〝老春〟を楽しもう!
〝敬老の月〟に寄せて
―風彦
五十をすぎると「回想年齢」になるそうだ。ある雑誌を読んでいたら、そんな記事があった。著者は村田幸子さん。元NHKの婦人記者で、論説委員を務めていた人。現在は福祉ジャーナリスト。各地で講演、著述活動をしており、ラジオ、テレビでもその論説には興味があった。昭和一桁生まれの私は、後期高齢者で「回想年齢」の該当者のひとり。
「お年寄りは、とかく口説くなる。といって老いた人の話は敬遠しないで聞いてあげましょう。歳を取ると、話すことが何より楽しみなのだから」と、敬老精神を訴える。
村田さんは、この「回想年齢」時代の人を認知症から守るための認知症予防に取り組んでいるドクターを紹介していた。
国立長寿医療センター医師、遠藤英俊先生は認知症の専門家。愛知県師藤町(現・北名古屋市)で認知症の人だけでなく、高齢者を対象に「回想法」を取り入れている。高齢者にとって昔懐かしい生活道具などを使って、かつて自分たちが体験したことを語り、過去に想いをはせたりすることにより、脳を活性化させて自分を取り戻そうという方法。
昔習った教科書、昔歌った唱歌、童謡などを合唱することが認知症の予防に役立つともいう。

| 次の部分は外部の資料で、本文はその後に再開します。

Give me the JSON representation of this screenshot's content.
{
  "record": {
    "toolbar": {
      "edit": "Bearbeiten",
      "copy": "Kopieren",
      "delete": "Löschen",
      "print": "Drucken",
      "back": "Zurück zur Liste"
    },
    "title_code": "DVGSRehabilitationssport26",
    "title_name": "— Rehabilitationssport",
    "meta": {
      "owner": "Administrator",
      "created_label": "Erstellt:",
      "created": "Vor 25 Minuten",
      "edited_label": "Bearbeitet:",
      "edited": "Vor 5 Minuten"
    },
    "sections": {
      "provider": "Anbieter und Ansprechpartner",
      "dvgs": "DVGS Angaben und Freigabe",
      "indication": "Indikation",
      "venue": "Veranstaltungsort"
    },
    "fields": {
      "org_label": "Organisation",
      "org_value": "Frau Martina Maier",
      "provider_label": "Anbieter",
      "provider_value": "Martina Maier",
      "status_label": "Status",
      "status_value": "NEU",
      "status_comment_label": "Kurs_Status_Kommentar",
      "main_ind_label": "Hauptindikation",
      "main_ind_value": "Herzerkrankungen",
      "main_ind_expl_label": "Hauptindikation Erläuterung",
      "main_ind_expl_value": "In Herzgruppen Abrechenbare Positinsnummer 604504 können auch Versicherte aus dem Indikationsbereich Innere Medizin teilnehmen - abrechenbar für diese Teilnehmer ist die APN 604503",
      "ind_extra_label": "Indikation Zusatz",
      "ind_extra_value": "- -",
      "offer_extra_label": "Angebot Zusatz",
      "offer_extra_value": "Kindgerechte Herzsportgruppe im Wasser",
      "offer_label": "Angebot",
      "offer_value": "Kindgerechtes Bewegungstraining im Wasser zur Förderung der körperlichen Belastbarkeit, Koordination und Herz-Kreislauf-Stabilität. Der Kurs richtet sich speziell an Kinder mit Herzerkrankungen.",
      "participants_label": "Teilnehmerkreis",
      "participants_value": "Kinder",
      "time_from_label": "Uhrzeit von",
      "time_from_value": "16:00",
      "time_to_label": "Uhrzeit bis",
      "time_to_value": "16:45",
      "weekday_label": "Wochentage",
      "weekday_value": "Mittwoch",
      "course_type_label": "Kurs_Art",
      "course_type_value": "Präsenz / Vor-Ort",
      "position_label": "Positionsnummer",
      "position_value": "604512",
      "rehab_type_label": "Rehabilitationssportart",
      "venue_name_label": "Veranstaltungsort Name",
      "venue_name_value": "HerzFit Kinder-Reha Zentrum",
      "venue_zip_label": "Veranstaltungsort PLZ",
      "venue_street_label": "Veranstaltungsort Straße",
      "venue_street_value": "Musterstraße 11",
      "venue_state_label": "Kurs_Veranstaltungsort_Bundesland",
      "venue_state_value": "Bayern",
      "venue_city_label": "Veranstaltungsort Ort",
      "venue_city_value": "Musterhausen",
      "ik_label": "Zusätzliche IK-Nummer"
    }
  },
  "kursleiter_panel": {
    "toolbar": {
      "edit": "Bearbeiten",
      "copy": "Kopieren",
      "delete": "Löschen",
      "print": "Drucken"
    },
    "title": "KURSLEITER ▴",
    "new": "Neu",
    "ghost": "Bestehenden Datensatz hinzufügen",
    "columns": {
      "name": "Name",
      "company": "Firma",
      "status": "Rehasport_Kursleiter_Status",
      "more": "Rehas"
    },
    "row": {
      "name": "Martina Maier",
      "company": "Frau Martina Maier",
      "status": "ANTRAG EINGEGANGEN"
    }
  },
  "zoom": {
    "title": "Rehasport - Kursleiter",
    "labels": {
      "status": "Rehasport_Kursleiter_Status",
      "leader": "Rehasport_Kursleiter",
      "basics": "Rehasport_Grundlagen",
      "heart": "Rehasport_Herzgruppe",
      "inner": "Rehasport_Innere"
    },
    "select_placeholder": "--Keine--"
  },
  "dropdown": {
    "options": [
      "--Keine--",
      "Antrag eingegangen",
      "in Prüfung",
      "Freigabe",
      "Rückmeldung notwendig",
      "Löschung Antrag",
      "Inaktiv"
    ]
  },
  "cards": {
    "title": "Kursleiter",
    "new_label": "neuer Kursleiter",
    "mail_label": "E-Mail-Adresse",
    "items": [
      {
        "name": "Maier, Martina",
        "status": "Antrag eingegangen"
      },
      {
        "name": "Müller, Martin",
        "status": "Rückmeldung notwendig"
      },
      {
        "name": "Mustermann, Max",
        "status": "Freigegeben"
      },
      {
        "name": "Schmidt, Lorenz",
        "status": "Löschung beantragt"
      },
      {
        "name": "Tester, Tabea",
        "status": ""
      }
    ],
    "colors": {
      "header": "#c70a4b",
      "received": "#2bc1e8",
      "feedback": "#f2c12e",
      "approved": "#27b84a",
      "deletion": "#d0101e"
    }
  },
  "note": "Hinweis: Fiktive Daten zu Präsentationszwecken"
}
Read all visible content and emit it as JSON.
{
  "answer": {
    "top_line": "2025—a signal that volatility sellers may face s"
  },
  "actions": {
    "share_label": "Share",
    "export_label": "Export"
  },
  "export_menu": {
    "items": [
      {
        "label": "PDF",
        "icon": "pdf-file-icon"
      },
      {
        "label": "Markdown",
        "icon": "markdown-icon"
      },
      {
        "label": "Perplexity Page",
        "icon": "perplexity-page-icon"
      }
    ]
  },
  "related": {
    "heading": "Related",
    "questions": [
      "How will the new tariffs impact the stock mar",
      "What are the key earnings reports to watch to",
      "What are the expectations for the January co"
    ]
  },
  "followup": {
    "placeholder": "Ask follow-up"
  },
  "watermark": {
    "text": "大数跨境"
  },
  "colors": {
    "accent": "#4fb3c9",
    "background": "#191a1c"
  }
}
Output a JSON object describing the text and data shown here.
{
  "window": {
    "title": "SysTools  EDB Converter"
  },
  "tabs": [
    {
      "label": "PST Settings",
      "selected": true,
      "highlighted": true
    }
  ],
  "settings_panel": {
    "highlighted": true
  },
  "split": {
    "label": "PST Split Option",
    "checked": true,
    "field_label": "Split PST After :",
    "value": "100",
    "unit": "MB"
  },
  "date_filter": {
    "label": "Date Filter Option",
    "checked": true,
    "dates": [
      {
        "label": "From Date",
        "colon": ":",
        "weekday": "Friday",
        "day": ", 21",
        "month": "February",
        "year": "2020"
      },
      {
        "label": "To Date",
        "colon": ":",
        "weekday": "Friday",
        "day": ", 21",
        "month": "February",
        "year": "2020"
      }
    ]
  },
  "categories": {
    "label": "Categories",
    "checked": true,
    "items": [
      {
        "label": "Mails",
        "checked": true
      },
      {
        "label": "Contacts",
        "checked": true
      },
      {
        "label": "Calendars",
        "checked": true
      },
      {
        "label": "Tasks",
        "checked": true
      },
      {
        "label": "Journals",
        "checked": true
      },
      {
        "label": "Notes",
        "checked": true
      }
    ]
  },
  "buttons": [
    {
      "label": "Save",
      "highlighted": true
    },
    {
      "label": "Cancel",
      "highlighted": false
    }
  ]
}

こんなエピソードを聞いた。
老人施設の人たちの、たっての願いから、生前の演歌歌手の大御所と永六輔のコンビでみんなで歌える歌を作った。その披露をするために、施設を訪問した際、会場に一人遅れた車椅子の老婦人が、日露戦争当時の歌を歌いながらやってきた。すると会場のみんなが、一斉に合唱しはじめた。永六輔さんたちは結局、苦心の新曲発表をとりやめたそうだ。
私たちの仲間が集まる「四季の会」がある。気心の知れた者ばかりで、月に一度、世話人会を開く。その席で代表のYさんは、童謡、唱歌の詩を配布。そしてみんなで合唱する。
また、難解な漢字の読み方や、時には身近な医学にかかわる記事なども紹介してくれる。そのあとが楽しみ。女性たちの手作りの料理を味わう。忘れていた家庭料理とおふくろへの郷愁のひと時・・・。味覚の回想におしゃべり。それになにより、人と人との出会いに、こころの花を咲かせて〝楽習〟(学習)できる。
これもある意味では、遠藤英俊先生の説く「回想法」だろう。九月二十日は「敬老の日」。高齢者の存在が問われる日。世の諸氏よ。それぞれの〝老春〟を楽しもうではないか。